Mendengar itu, Gohvin masuk ke toko dan keluar dengan dua buah es potong. Ia memberikan rasa kacang hijau untuk Vincia dan rasa ketan hitam untuk dirinya sendiri.
Mereka melangkah perlahan di sepanjang trotoar yang sudah dikenal Vincia. Ada ketenangan yang sulit dijelaskan. Bahkan suara kendaraan yang melintas di kejauhan terdengar seperti irama harmonis, bukan gangguan.
Pohon-pohon tepi jalan yang biasanya Vincia abaikan, kini tampak menarik. Daun-daunnya bergerak perlahan, seolah-olah menari bersama angin malam. Beberapa dedaunan kering jatuh ke trotoar, mengingatkannya pada musim yang terus berubah.
Langkah Vincia makin lambat, mengikuti Gohvin memasuki area taman. Semua hal yang semula ia anggap biasa kini terasa istimewa. Mungkin karena malam ini, hatinya terlalu kosong akibat janji yang diingkari.

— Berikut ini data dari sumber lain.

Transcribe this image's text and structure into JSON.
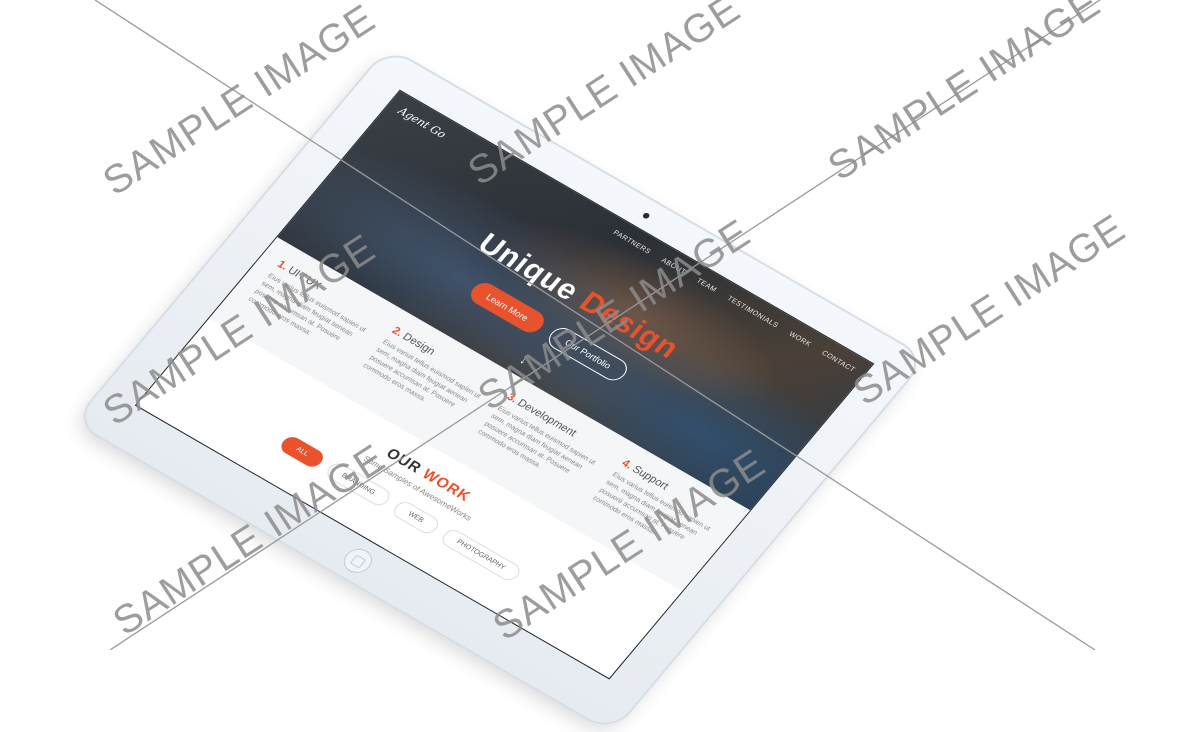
{
  "site": {
    "logo": "Agent Go",
    "nav": [
      "Partners",
      "About",
      "Team",
      "Testimonials",
      "Work",
      "Contact"
    ],
    "hero": {
      "title_part1": "Unique",
      "title_part2": "Design",
      "primary_button": "Learn More",
      "secondary_button": "Our Portfolio",
      "scroll_icon": "arrow-down-icon"
    },
    "features": [
      {
        "num": "1.",
        "title": "UI / UX",
        "text": "Eius varius tellus euismod sapien ut sem, magna diam feugiat aenean posuere accumsan at. Posuere commodo eros massa."
      },
      {
        "num": "2.",
        "title": "Design",
        "text": "Eius varius tellus euismod sapien ut sem, magna diam feugiat aenean posuere accumsan at. Posuere commodo eros massa."
      },
      {
        "num": "3.",
        "title": "Development",
        "text": "Eius varius tellus euismod sapien ut sem, magna diam feugiat aenean posuere accumsan at. Posuere commodo eros massa."
      },
      {
        "num": "4.",
        "title": "Support",
        "text": "Eius varius tellus euismod sapien ut sem, magna diam feugiat aenean posuere accumsan at. Posuere commodo eros massa."
      }
    ],
    "work": {
      "title_part1": "OUR",
      "title_part2": "WORK",
      "subtitle": "Some Samples of AwesomeWorks",
      "filters": [
        "All",
        "Branding",
        "Web",
        "Photography"
      ]
    }
  },
  "watermark": "SAMPLE IMAGE",
  "colors": {
    "accent": "#e8522c",
    "device": "#eef2f6"
  }
}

“Apa kau ingat? Waktu itu kita ketemu di sini,” ujar Gohvin saat mereka duduk berdampingan di bangku panjang dengan sandaran.
Vincia memandang sekitar. Ia ingat Kamis lalu makan sendirian di sini setelah mendapati Valdo tidak ada di kos-kosan. Gadis itu mengembuskan napas berat.
Lagi-lagi gara-gara Valdo.
“Ya,” sahut Vincia lantas menggigit es potong, “tapi aku tidak ingat bagaimana bisa pulang.”
“Kau pingsan dan aku menggendongmu pulang,” balas Gohvin santai.
Ah, omong kosong itu lagi. Namun, energi Vincia tidak lagi cukup untuk saling berbantah.
Gohvin menoleh ke arah Vincia, tetapi tidak langsung mengatakan apa-apa. Ia mengamati ekspresi gadis itu sambil menikmati es potong ketan hitam.
“Bagaimana perasaanmu sekarang?” tanya Gohvin akhirnya.
Debas. Vincia memandangi lampu taman yang berkedip singkat. “Jelas, aku merasa kesal dan marah.”
“Kenapa tidak bilang pada pacarmu?”
Vincia menggeleng. Gagang kayu es potong mendadak seberat besi. “Aku tidak mau marah-marah. Aku takut bakal kehilangan orang-orang.”
“Justru karena kau tidak pernah marah, orang-orang pikir mereka bisa pergi sesuka hati. Kau tidak harus berteriak di depan mereka. Cukup berhentilah berpura-pura tidak apa-apa.”
Vincia terdiam. Es potongnya mulai meleleh ke tangan. “Lalu aku harus apa?”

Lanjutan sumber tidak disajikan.